We're facing a climate and ecological emergency – the biggest threat we’ve ever seen to humanity’s existence. Whoever is elected as the next Mayor of London can’t single-handedly solve the crisis, but they must use the powers they have to make as big a difference as possible. They have a very important role to play in providing a guiding vision for the area, and will need to work with councils, businesses, local communities and the national government.
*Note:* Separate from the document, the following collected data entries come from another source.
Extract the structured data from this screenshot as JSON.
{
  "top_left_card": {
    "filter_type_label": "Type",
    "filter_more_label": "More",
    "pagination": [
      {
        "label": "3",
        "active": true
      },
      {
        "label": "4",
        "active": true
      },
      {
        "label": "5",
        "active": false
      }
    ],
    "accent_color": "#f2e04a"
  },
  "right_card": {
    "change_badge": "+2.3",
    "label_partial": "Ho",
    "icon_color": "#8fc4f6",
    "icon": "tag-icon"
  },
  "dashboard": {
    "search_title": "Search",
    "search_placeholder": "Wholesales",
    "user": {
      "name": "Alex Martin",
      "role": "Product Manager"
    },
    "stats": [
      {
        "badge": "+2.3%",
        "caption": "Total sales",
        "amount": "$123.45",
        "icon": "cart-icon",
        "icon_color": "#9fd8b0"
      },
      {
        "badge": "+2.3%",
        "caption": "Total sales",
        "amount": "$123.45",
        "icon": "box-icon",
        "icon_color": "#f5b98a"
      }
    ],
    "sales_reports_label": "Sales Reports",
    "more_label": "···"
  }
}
London has had a Zero Carbon London plan in place since 2018 and has since set an ambitious target to achieve net zero carbon by 2030. In Climate Emergency UK’s Council Climate Action Scorecards, which assessed all UK councils on the actions they've taken towards net zero, the Greater London Authority (GLA) achieved the joint highest score for combined authorities (although the GLA’s powers and resourcing aren’t directly comparable to Mayoral Combined Authorities). But even where commitments have been made, such as to create more green jobs and roll out housing retrofit, the delivery urgently needs to be accelerated. This Climate Action Plan will help the next Mayor do this using the devolved powers and funding granted to them.

How green is London?

10 priorities for the next Mayor

  1. Decision making: ensure all plans, programmes and investment decisions are in line with what’s needed to address the climate and ecological emergency and are aligned with international, national, regional and local carbon reduction targets. This includes through divesting all pension funds the Mayor and GLA are responsible for from fossil fuels. 
  2. People: set up and actively promote forums to ensure that the voices of those most impacted by climate breakdown and nature loss – including disabled people, people of colour and people on low incomes – are heard and given centre-stage in decision making.
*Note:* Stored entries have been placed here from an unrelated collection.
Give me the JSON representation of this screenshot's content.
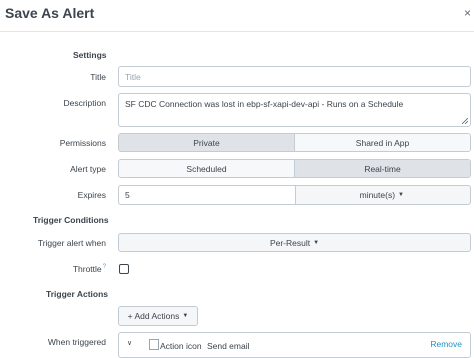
{
  "dialog": {
    "title": "Save As Alert",
    "close_label": "×"
  },
  "settings": {
    "heading": "Settings",
    "title_label": "Title",
    "title_placeholder": "Title",
    "title_value": "",
    "description_label": "Description",
    "description_value": "SF CDC Connection was lost in ebp-sf-xapi-dev-api - Runs on a Schedule",
    "permissions_label": "Permissions",
    "permissions_options": [
      "Private",
      "Shared in App"
    ],
    "permissions_selected": "Private",
    "alert_type_label": "Alert type",
    "alert_type_options": [
      "Scheduled",
      "Real-time"
    ],
    "alert_type_selected": "Real-time",
    "expires_label": "Expires",
    "expires_value": "5",
    "expires_unit": "minute(s)"
  },
  "trigger_conditions": {
    "heading": "Trigger Conditions",
    "trigger_when_label": "Trigger alert when",
    "trigger_when_value": "Per-Result",
    "throttle_label": "Throttle",
    "throttle_help": "?",
    "throttle_checked": false
  },
  "trigger_actions": {
    "heading": "Trigger Actions",
    "add_actions_label": "+ Add Actions",
    "when_triggered_label": "When triggered",
    "action_icon_alt": "Action icon",
    "action_name": "Send email",
    "remove_label": "Remove"
  }
}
  3. Green jobs and skills: rapidly increase the number of skilled green jobs, and protect workers and communities through a just transition to a low-carbon, nature-rich, circular economy. This includes creating opportunities for young people to develop green skills and linking skills training to attractive, well-paid, low-carbon jobs.
  4. New housing: use the London Plan and other powers to ensure new housing is zero carbon and served by sustainable transport. Use brownfield regeneration and affordable housing funding to deliver zero-carbon homes in locations with good public transport links and opportunities for active travel, while protecting the green belt from development.
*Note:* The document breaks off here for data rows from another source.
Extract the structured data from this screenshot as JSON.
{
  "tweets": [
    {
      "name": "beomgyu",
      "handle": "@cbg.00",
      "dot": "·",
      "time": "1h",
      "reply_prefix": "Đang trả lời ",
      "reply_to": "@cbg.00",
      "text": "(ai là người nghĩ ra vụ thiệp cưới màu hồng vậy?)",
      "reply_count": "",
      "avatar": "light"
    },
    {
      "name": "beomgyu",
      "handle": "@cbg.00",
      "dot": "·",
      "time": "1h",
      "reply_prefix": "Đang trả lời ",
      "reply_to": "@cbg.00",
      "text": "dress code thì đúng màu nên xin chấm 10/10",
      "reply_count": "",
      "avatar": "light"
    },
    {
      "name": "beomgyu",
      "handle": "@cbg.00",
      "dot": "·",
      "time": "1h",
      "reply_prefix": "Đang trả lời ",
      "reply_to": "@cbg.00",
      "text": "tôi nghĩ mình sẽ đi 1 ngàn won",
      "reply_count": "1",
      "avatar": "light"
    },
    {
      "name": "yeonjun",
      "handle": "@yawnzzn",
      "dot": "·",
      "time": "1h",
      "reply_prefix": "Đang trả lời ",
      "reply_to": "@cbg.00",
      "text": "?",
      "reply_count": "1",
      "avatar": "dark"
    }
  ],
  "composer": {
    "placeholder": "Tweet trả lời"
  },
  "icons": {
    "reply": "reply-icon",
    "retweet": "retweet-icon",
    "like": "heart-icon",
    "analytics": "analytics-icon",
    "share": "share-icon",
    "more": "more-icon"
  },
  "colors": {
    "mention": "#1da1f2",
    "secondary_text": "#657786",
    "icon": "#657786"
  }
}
  5. Retrofitting homes: take a leading role in bringing existing homes in the area up to high energy efficiency standards (at least EPC C) to reduce emissions and put an end to fuel poverty. Ensure that existing homes are protected from extreme weather events.
  6. Transport: reduce road traffic by 25% by 2030 to achieve net zero targets. This can be achieved by significantly increasing cycling and walking, moving to 20 mph speed limits on all residential side roads and in town centres, and working with operators to ensure that public transport services are reliable, affordable and better connected.
  7. Energy: commit to a low-demand, decentralised supply of energy in the London Energy Plan. Increase the supply of clean, renewable energy, including supporting the goal of 1,000 community energy projects by 2030 and the roll-out of heat pumps.
  8. Nature: declare a biodiversity emergency. Ensure that the Local Nature Recovery Strategy (LNRS) for the area increases tree cover, protects and enhances nature so that 75% of protected wildlife sites are thriving by 2042, eliminates green space deprivation, and helps the area become more resilient to the impacts of climate change.
  9. Waste: commit to making London a zero-waste city, with no compostable or recyclable waste sent to landfill or incineration. Lead the development of a circular economy strategy with local businesses and local authorities to both drastically cut waste and resource consumption and boost the green economy.
  10. Air quality and water: work with businesses and communities to ensure that interim World Health Organization (WHO) air quality guidelines are met by 2030 and that water consumption is cut by 30% by 2050.